EU-weit liegt Österreich beim Recycling auf dem 22. Rang von 28 Mitgliedsstaaten, womit sich Österreich innerhalb von zehn Jahren um 13 Plätze verschlechtert hat. Noch immer werden hierzulande 67 Prozent der Plastikverpackungen nach meist einmaligem Gebrauch verbrannt. Ein großer Teil der weggeworfenen Plastikverpackungen besteht aus sogenannten Verbundstoffen – also aus mindestens zwei verschiedenen Werkstoffen, die vollflächig miteinander verbunden sind und deshalb nicht oder nur sehr schwer recycelt werden können. Seit 1995 sinkt der Marktanteil an Mehrwegflaschen in Österreich rapide: Lag er damals noch bei rund 80 Prozent, erreichte er 2019 nur noch 19 Prozent.

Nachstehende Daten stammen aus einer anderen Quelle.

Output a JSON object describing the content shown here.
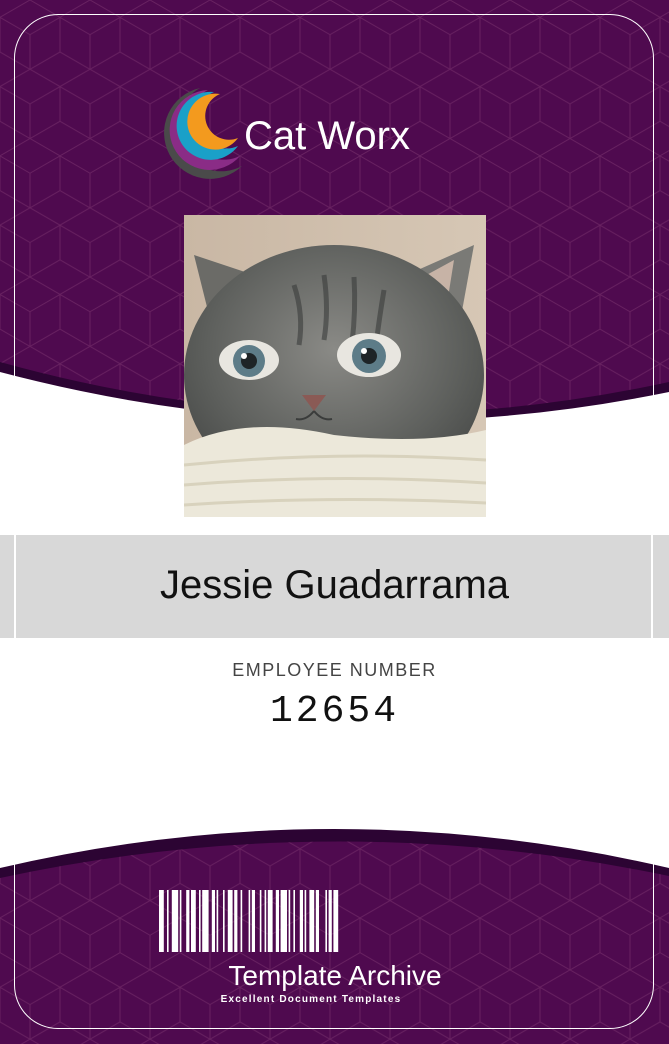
{
  "company": {
    "name": "Cat Worx"
  },
  "employee": {
    "name": "Jessie Guadarrama",
    "number_label": "EMPLOYEE NUMBER",
    "number": "12654"
  },
  "brand": {
    "name": "Template Archive",
    "tagline": "Excellent Document Templates"
  },
  "icons": {
    "logo": "crescent-rings-icon",
    "barcode": "barcode-icon",
    "photo": "kitten-photo"
  },
  "colors": {
    "primary": "#4f0a4f",
    "dark": "#2c0433",
    "pattern_line": "#7d3670",
    "name_bar": "#d8d8d8",
    "logo_orange": "#f39a1e",
    "logo_blue": "#1aa0c8",
    "logo_purple": "#8a2c86",
    "logo_gray": "#4a4a4a"
  }
}
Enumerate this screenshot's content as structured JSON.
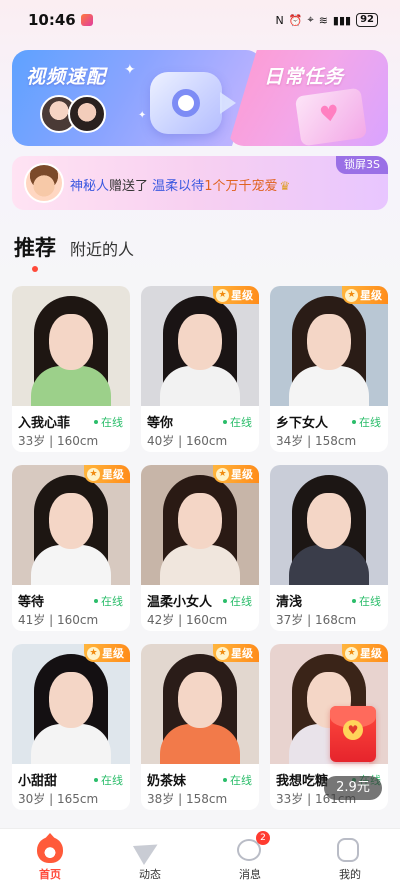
{
  "status_bar": {
    "time": "10:46",
    "battery": "92"
  },
  "banners": {
    "video_match": "视频速配",
    "daily_tasks": "日常任务"
  },
  "notice": {
    "prefix": "神秘人",
    "verb": "赠送了",
    "recipient": "温柔以待",
    "gift": "1个万千宠爱",
    "lock_tag": "锁屏3S"
  },
  "tabs": {
    "recommend": "推荐",
    "nearby": "附近的人"
  },
  "vip_label": "星级",
  "online_label": "在线",
  "colors": {
    "accent": "#ff4a3a",
    "online": "#2bbd6a",
    "vip": "#ff9a26"
  },
  "cards": [
    {
      "name": "入我心菲",
      "meta": "33岁 | 160cm",
      "online": "在线",
      "vip": false
    },
    {
      "name": "等你",
      "meta": "40岁 | 160cm",
      "online": "在线",
      "vip": true
    },
    {
      "name": "乡下女人",
      "meta": "34岁 | 158cm",
      "online": "在线",
      "vip": true
    },
    {
      "name": "等待",
      "meta": "41岁 | 160cm",
      "online": "在线",
      "vip": true
    },
    {
      "name": "温柔小女人",
      "meta": "42岁 | 160cm",
      "online": "在线",
      "vip": true
    },
    {
      "name": "清浅",
      "meta": "37岁 | 168cm",
      "online": "在线",
      "vip": false
    },
    {
      "name": "小甜甜",
      "meta": "30岁 | 165cm",
      "online": "在线",
      "vip": true
    },
    {
      "name": "奶茶妹",
      "meta": "38岁 | 158cm",
      "online": "在线",
      "vip": true
    },
    {
      "name": "我想吃糖",
      "meta": "33岁 | 161cm",
      "online": "在线",
      "vip": true
    }
  ],
  "red_envelope": {
    "price": "2.9元"
  },
  "bottom_nav": {
    "home": "首页",
    "moments": "动态",
    "messages": "消息",
    "messages_badge": "2",
    "mine": "我的"
  }
}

Jährlich werden im Inland 50 Prozent mehr Plastikflaschen konsumiert als im EU-Durchschnitt. Nur 34 Prozent der weggeworfenen PET-Flaschen werden wieder zu Lebensmittelverpackungen recycelt. „Österreich stellt sich gerne als Vorreiter in Sachen Recycling dar. Ein genauer Blick auf die Zahlen zeigt jedoch, dass die Entwicklung bei Kunststoff blamabel ist“, sagt Panhuber. „Die niedrige Recycling-Quote zeugt auch von den Grenzen der Technologie: Nur indem wir vermeiden und wiederverwenden, können wir das Plastikproblem in den Griff kriegen. Darum gehört auch die Mehrwegflasche zurück ins Supermarktregal.“

Mehrweg bei Getränkeverpackungen sei der beste und umweltfreundlichste Weg aus der Plastikkrise, so Greenpeace. Mehrwegflaschen werden zurückgenommen, gewaschen und bis zu 40-Mal wiederbefüllt. Bei Einweg-Plastikflaschen werden hingegen nur knapp 28 Prozent überhaupt wieder zu Flaschen recycelt, der Rest wird größtenteils verbrannt oder zu Folien und Fasern verarbeitet.